Meno euforici, a dire il vero, sono apparsi i contenuti emersi dalla discussione. Per chi, come noi, non è più purtroppo un novello della materia, la sontuosa sala di Palazzo Borgia ha infatti funzionato da macchina del tempo: sembrava di essere tornati al 2009, quando di impact investing si cominciava a discutere e ci si appassionava ad analizzarne prospettive e incertezze.

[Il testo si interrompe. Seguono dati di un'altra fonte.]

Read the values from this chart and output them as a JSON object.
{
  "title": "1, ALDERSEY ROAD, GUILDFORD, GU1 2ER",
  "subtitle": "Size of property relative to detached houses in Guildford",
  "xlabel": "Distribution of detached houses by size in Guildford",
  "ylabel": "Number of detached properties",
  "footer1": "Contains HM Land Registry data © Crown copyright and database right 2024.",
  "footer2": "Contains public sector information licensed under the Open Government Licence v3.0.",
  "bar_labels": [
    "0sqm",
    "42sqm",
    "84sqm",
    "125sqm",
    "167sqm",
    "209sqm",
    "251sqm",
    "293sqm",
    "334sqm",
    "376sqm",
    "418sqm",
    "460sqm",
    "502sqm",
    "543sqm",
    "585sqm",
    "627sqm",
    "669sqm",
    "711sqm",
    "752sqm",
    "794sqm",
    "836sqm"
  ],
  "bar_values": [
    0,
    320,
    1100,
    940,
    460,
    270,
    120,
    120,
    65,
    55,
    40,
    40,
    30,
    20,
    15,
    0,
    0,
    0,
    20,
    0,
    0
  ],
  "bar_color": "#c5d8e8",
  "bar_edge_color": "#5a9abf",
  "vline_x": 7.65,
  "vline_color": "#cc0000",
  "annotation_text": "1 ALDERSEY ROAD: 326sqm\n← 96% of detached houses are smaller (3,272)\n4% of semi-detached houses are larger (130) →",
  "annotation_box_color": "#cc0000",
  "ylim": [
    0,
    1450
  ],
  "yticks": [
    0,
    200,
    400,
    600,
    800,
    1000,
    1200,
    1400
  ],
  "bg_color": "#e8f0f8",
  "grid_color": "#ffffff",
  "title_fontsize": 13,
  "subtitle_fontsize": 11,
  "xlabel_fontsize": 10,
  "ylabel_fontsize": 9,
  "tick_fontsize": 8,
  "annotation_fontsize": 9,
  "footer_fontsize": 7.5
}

In questo strano “ritorno al passato”, bene ha fatto Mario Calderini, dunque, a dire che è finito il tempo dell’advocacy: dopo quasi tre lustri, la community professionale dell’impact finance cosa può ancora ragionevolmente aspettarsi dai policy makers? Il Pnrr italiano, osservato con questa lente, ben riflette la sconfitta di chiunque negli anni abbia provato ad accreditare la finanza d’impatto come nuova fondamentale strategia per ibridare risorse pubbliche e private. Quello che è il programma nazionale di investimenti più importante dal dopoguerra contiene una sola volta il termine “innovazione sociale” o “coprogettazione”, mai le parole “non profit”, “economia sociale”, “cooperative”. “Impatto” ricorre 130 volte, ma mai associato all’idea che le logiche di misurazione del ritorno finanziario possano dipendere anche dai risultati sociali e ambientali.
Poco importa se questo sembra un po’, ormai, l’uovo di colombo! Come ha detto Francesco Rullani: ma perché non si riesce ancora a legittimare un modello di Esco sociali? se le Esco hanno dimostrato la convenienza economica dell’impatto ambientale, aiutando lo sviluppo del mercato green, perché lo stesso non si può fare con i mercati sociali?
Non dimentichiamo, però, il peso che hanno avuto - nel green - gli incentivi pubblici. Semmai un giorno vedremo ingenti investimenti pubblici tesi a riconoscere come risultato finanziario la riduzione della dispersione scolastica o l’occupabilità femminile, ecco che non faticheranno a nascere Esco sociali, e conseguenti investitori “d’impatto”.
Ma non accadrà domani. Come ha spiegato Roberto Randazzo, preso atto che abbiamo un problema di regole e prassi amministrative, nel nostro settore pubblico, che tendenzialmente confliggono con ogni tentativo di innovazione nelle impostazioni di progettazione e valutazione degli investimenti pubblici, scordiamoci anche di continuare a perseguire il cambiamento legislativo, un obiettivo che poteva starci 10 anni fa.
Incoraggia, intanto, la crescente attenzione degli intermediari finanziari al tema (complice anche la pressione regolatoria). Però serve anche un salto in avanti di capacità e competenze di chi detiene i capitali, fondamentali per dare senso ad ogni ipotesi. Sentir dire, nel 2022, che il problema del Terzo settore è nelle capacità gestionali o che i bilanci delle imprese sociali non sono leggibili da un investitore, è piuttosto scoraggiante, perché rivela una scarsa conoscenza del settore e dei processi di transizione che sta affrontando. Assomiglia ad una tattica calcistica che ben conosce chi ha frequentato i campetti polverosi dell’oratorio: non so che dire, faccio solo un po’ di green e social washing, e quando mi chiedono di più…butto la palla in tribuna dicendo che è il pallone ad essere sgonfio!
Il Terzo settore ha i suoi limiti, non c’è dubbio. Come li ha la Pubblica amministrazione. Ma non ricordiamo tutta questa eccellenza manageriale nel resto dell’industria e della finanza privata, che qualche responsabilità l’avrà pure nella costante contrazione della ricchezza nel nostro Paese. Più proficuo cercare il meglio dove c’è, e ce n’è, in modo trasversale, in tutti i settori.
Allora, insieme cerchiamo di superare gli stereotipi, mettiamo in campo un po’ di onestà intellettuale, usciamo dagli slogan e dal facile marketing. Sperimentiamo! E chissà che poi, insieme, finanza e non profit, non si riesca finalmente a convincere anche qualcuno, a Roma, tra i palazzi Chigi e Koch, che esiste - ed è tutt’altro che impossibile da cogliere - il potenziale e il valore dell’investire in una logica d’impatto.